House of the Brejo dos Padres Estate
Caetité, Bahia, Brazil
Housing
The land around Serra Geral pertained from the 17th century on to the land grant of the Guedes de Brito family, the wealthy owners of the Casa da Ponte and important cattle breeders. Caetité developed in the following century after gold was discovered in Salvador; it became an obligatory resting stop on the road linking Minas Gerais to Chapada Diamantina. The main building of the Brejo dos Padres Estate is located on a small rise set amid rolling hills and does not enjoy legal protection, despite being a unique example of rural constructions from that period. Its virtually square floor plan with hipped roof includes three verandas built into the body of the construction. At the back, the familiar puxado – an enlarge- ment flanked by a veranda and covered by a hipped roof houses the kitchen on the main floor and storage space on the ground floor. The façade features small square windows and a wraparound veranda modulated by wooden posts.
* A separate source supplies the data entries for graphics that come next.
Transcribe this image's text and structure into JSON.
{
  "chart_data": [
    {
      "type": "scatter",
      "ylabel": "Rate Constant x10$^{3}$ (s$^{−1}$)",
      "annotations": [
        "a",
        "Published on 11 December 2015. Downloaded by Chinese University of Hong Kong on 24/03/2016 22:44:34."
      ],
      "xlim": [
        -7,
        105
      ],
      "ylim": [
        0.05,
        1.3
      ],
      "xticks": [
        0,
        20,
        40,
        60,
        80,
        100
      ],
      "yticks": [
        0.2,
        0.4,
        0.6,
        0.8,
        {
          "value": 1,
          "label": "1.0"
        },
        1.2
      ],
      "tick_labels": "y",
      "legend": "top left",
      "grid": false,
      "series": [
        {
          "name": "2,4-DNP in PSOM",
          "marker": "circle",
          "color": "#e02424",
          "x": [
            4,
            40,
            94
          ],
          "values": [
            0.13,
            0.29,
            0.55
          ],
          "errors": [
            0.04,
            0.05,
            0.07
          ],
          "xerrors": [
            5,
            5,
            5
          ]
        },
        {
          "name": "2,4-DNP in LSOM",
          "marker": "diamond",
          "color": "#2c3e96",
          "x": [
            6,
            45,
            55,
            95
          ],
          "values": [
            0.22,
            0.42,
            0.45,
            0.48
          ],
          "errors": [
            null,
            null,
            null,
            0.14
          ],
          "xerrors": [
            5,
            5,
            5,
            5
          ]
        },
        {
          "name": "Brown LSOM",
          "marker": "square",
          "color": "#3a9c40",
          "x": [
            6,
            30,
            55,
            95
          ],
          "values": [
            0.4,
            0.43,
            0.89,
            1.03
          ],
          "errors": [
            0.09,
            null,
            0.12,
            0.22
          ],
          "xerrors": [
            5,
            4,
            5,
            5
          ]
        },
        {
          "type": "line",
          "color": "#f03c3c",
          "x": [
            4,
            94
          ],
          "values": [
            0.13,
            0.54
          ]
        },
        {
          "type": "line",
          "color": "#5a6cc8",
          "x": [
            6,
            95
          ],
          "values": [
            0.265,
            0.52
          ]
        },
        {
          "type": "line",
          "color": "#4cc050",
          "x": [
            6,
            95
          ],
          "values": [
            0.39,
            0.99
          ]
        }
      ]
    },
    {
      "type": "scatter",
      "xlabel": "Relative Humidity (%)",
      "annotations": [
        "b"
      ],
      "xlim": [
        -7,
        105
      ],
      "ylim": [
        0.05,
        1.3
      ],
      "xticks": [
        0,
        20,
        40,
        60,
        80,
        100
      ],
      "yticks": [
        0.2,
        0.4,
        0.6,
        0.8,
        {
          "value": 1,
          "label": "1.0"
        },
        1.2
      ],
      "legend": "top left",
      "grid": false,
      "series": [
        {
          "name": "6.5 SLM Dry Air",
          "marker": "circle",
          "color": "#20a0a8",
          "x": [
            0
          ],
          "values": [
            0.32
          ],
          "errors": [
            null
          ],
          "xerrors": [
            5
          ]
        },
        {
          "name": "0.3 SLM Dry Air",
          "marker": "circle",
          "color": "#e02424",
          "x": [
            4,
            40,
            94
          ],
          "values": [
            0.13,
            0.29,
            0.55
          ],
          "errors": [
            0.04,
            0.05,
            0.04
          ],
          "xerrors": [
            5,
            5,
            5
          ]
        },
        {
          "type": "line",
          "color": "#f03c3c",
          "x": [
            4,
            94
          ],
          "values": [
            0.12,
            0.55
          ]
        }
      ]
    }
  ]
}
Most bays have a straight lintel; a depressed arch is used to emphasise the hierarchy of the main access and the twin doors of the living-room. This kind of construction is unusual in Bahia and is more similar to the layout of houses pertaining to 17th-century sugar mills in Pernambuco, their design based on houses in mountainous areas of northern Portugal. It nonetheless differs from the latter due to the material used, enhanced access and ample programme, which includes several verandas, an inside staircase and a small chapel overlooking the side veranda.